O neopentecostalismo é muito mais pelo indivíduo do que pelo grupo. É assim que são feitas as conversões, por ‘contaminação’. Se um taxista de um ponto é convertido, dentro de algum tempo outros motoristas serão convertidos. A idéia é retirar o indivíduo do grupo onde ele se encontra e oferecer a ele um outro grupo, onde se sentirá inserido e valorizado, passará a acreditar e se empenhará em converter outros. O neopentecostalismo não respeita tradições nem culturas. É impiedoso com as religiões menores, como as afro-brasileiras, age como se estivesse numa guerra, disputando fiéis. Isso explica seu rápido crescimento, especialmente na periferia das grandes cidades e nas regiões onde o catolicismo não avançou. Seus pastores seguem os novos espaços onde a floresta vem sendo derrubada e novas fronteiras sendo abertas. Eles não avançam para conter, avançam porque a abertura de novas fronteiras rompe as tradições, e onde as tradições se rompem é sempre mais fácil prometer ‘nada do passado e tudo do futuro’ A idéia de preservação não combina com esse tipo de empreendedorismo evangélico.
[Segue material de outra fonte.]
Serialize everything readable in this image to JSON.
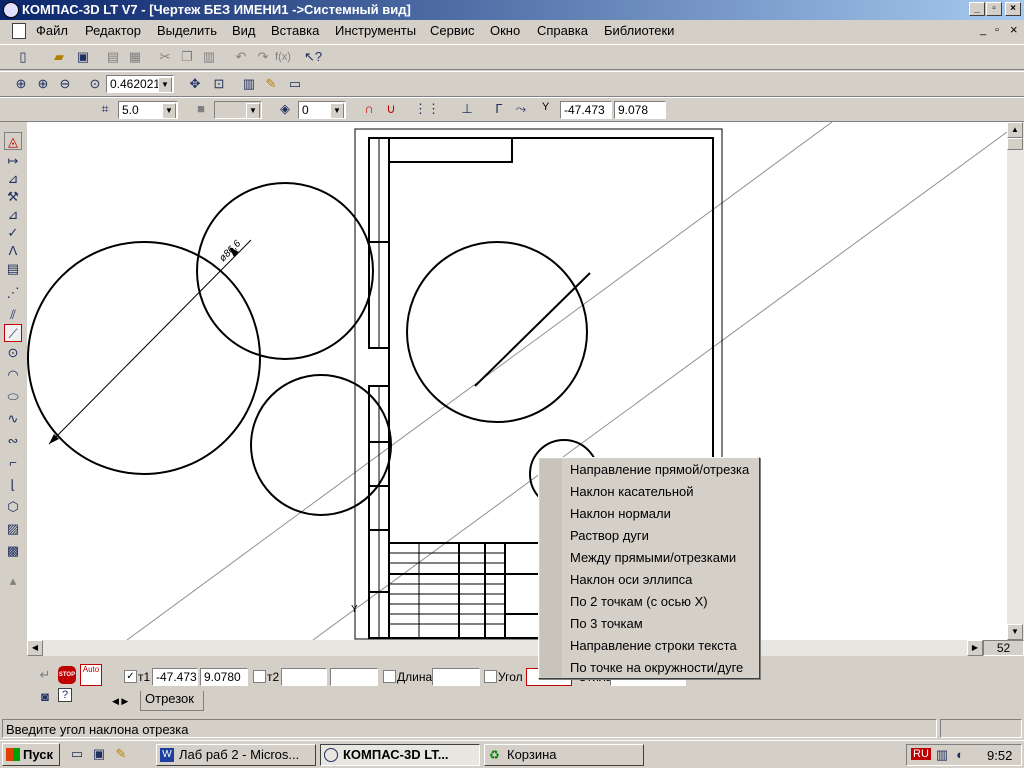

Eles são predadores, não são preservacionsitas, são uma igreja capitalista.

SEM LIDERANÇAS

É uma religião que optou por colar nos mais pobres, não como uma opção pelos excluídos, como fez a Igreja Católica, mas para convertê-los.Talvez por conta desse foco no indivíduo, não no grupo, os pentecostais e os neopentecostais não têm lideranças na sociedade civil, como a Igreja Católica tem d. Evaristo Arns. Os judeus são pouco mais de cem mil (segundo o censo de 2000) e o rabino Henry Sobel é uma estrela; a monja Cohen (os budistas são cerca de 250 mil no país) dá um grande peso aos movimentos que participa. Os pentecostais não têm isso. Há pastores evangélicos intelectuais, engajados, mas nada que venha no sentido de uma simpatia para o socialismo, uma idéia coletiva de que você tem quer solidário com as populações mais pobres.

Entre os anos de 1991 e 2000, os neopentecostais da igreja Universal tiveram um crescimento de 681,5%. As várias igrejas ou denominações evangélicas, juntas, cresceram 98,5%. Nesse período, os católicos aumentaram 2,5%, bem abaixo da taxa de crescimento da população brasileira, que foi de 15,7%. Em 2000, segundo o censo daquele ano, os católicos eram 124,9 milhões e os evangélicos, 26,2 milhões.

Se as tendências de crescimento permanecerem, o Brasil será um país com uma cara cada vez mais pentecostal. Essa sociedade será mais conservadora nas questões de moral sexual. Nas relações entre o casal, o homem ficará mais respeitoso com a mulher, como acontece em todo as igrejas protestantes. Mas esse respeito não será um respeito erotizado, portanto, viveremos em um país mais conservador.